Mathes v. Bennett

21 N.H. 204 | Superior Court of New Hampshire | 1850

Gilchrist, C. J.

According to the decision just made in the ■the preceding case, the guardian must be charged in the first place with the sum of $257.44, the balance in her hands as .administratrix.

This is an appeal from the decree upon her account as guardian.

The first point made by the appellant is, that upon the balance in the hands of the guardian, as administratrix, on the 11th of March, 1818, interest should be east and added to the income for each year, thus making an annual fund for the support of the ward. The auditor has not allowed or disallowed interest, conceiving that the Court had, and that he had not, judicial discretion in the matter. But the former report finds that there has generally been a balance due the administratrix, for the support of Lydia Ann, larger than the balance due from her; and therefore he allows no interest. The decision in that case must govern us in the present case, and this point must be overruled.

. The second point is, that the guardian, should not be allowed to retain any part of the income of the real estate on account of her dower, as it was not assigned while she was guardian. She had a right of dower, but she had instituted no proceedings to have it established. This might have been done at any time. How is the ward injured by the omission ? The pecuniary result would have been the same in either case. It would be a most inequitable advantage to give the ward over the guardian, the *217daughter over the mother, to permit the ward to have all the income, when the omission has caused no injury, and when the relative condition of the parties might somewhat explain the delay. We have not discovered that the principle of the case of Lowell v. Briggs, 2 N. H. Rep. 219, 220, to which we have been referred in argument, applies here. That case states, that a guardian’s conduct should be carefully scrutinized when he purchases property of his ward; but no purchase or contract exists in this case. There is no conflict of interest here in relation to the income, but the interests of the two parties are identical. There would, be more conflict if the dower had been assigned, so that the land should have been occupied in severalty.

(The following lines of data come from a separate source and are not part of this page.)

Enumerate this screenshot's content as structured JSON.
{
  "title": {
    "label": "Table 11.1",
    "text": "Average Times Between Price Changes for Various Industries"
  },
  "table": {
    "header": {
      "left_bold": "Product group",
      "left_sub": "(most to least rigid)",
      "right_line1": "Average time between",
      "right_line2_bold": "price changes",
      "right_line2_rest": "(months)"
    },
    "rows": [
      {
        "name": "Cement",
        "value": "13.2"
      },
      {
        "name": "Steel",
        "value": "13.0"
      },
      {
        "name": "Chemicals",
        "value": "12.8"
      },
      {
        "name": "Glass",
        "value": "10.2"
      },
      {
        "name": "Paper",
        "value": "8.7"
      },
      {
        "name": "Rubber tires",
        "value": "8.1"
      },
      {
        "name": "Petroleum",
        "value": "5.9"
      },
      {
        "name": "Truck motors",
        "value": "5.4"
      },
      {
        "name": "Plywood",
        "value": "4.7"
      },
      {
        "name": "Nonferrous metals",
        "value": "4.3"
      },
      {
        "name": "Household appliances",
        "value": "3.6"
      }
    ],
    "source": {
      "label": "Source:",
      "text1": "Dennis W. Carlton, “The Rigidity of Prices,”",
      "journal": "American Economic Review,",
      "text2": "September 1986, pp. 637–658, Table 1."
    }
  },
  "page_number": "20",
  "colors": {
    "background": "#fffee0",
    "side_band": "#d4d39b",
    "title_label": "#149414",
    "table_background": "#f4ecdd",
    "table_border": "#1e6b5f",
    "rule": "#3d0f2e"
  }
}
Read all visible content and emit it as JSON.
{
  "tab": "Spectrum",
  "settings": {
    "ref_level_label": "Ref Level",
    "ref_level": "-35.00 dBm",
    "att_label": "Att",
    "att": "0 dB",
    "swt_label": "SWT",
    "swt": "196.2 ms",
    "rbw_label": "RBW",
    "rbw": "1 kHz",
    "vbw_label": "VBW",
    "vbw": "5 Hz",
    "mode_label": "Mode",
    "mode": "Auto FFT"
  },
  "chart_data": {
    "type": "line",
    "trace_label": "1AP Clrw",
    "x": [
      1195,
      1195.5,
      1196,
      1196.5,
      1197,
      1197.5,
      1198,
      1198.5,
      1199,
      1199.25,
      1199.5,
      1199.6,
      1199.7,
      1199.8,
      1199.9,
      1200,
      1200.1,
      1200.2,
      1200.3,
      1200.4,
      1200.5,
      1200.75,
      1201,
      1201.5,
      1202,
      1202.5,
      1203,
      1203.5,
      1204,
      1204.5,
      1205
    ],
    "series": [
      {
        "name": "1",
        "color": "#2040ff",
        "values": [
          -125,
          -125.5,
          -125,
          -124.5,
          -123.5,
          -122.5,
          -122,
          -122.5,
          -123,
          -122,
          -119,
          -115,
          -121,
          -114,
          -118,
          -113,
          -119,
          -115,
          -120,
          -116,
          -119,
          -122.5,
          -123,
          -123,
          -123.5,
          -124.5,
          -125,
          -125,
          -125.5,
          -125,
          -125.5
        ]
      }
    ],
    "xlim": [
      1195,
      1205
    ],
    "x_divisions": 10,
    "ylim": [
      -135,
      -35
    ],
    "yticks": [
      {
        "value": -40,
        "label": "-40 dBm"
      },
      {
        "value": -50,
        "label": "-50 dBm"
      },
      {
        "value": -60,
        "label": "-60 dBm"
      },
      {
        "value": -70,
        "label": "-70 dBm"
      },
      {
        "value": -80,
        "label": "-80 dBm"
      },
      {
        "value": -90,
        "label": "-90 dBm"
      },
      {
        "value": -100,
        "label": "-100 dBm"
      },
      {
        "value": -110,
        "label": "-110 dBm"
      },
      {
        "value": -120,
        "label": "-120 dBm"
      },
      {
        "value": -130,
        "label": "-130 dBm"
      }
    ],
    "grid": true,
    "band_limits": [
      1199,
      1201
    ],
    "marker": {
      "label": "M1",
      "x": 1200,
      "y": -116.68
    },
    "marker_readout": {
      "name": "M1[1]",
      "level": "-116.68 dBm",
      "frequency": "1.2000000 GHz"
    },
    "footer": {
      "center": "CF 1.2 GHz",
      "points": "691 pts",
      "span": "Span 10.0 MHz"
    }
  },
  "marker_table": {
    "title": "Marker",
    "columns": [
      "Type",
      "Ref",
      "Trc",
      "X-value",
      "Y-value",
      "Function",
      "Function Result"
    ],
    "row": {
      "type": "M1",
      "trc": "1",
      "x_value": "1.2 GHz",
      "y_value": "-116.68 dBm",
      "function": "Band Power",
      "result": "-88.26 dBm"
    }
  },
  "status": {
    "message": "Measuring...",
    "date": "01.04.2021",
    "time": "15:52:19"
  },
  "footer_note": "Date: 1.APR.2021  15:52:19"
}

The third point is, that the marriage of the guardian with Bennett in 1820 extinguished the trust, and her power to act as guardian. This point must be overruled, for the reason stated for overruling a similar position in the former account.

The fourth point is, that the expenses of defending the suit brought by Rebecca Stevens against the ward should not be allowed, because they were improperly and unnecessarily incurred. The auditor states, that he is not aware of any defence that could have been made. But the defendant’s counsel thought differently, and’ the • auditor finds that the suit was defended in good faith, and under the advice of competent counsel. The case of Smith v. Bean, 8 N. H. Rep. 15, is conclusive upon this point. There the guardian prosecuted an unfounded claim on behalf of his ward, and the court express surprise that any controversy should have arisen. But the guardian believed the claim to be a valid one, and consulted counsel, who advised the prosecution of the claim. A re'sult was reached at first favorable to the ward, which the court considered “ sufficiently astonishing,” but further investigation showed that result to be incorrect. But it is said by the court, as we say here, “ under all these circumstances, can we say that the guardian acted in bad faith, or so imprudently, that the expenses of the litigation should fall upon her ? ” We think they should not. The appellant also objects, that the fees of the witnesses in the *218Court of Probate, should be only those taxable before a justice of the peace. The fees of witnesses in all cases, except when they .attend the Superior Court or Court of Common Pleas, must be those only which are taxed before a justice. This includes the fees of witnesses in the Probate Court, before auditors, &e. &c. This item must be disallowed, so far as it exceeds the amount taxable before a justice. The statute does not authorize such fees as are here charged, except in the Superior Court, or Court of Common Pleas. Rev. Stat. 472, § 12.

As to the Statute of Limitations, which the appellant contends should apply to all the guardian’s charges more than six years .old, we are not aware that it has been applied to such cases, and the counsel refers us to no authorities. But does the Statute of Limitations ever apply where no action is brought ? We are not aware that it does. Here no action is brought, and no plea could be pleaded of the Statute of Limitations. It could not be given in evidence under the general issue, upon filing a brief statement pursuant to the statute, for there is no general issue in the case, and we think the statute does not apply to cases of this description..

The decree of the judge of probate, which finds a balance due the guardian of $283.62, must be reversed.

The decree of this Court is, that there is a balance due her of $447.73, which is to be allowed her upon the final settlement of her account, deducting therefrom, however, the difference between the sum of $17 allowed by the auditor for fees of witnesses in the Court of Probate, and the amount of such fees taxed as if the witnesses had testified before a justice of the peace.

The decree of the judge of probate is affirmed as to the other matters specified in the appeal. Costs are to be taxed for the guardian, and the case is remitted to the Court of Probate for farther proceedings.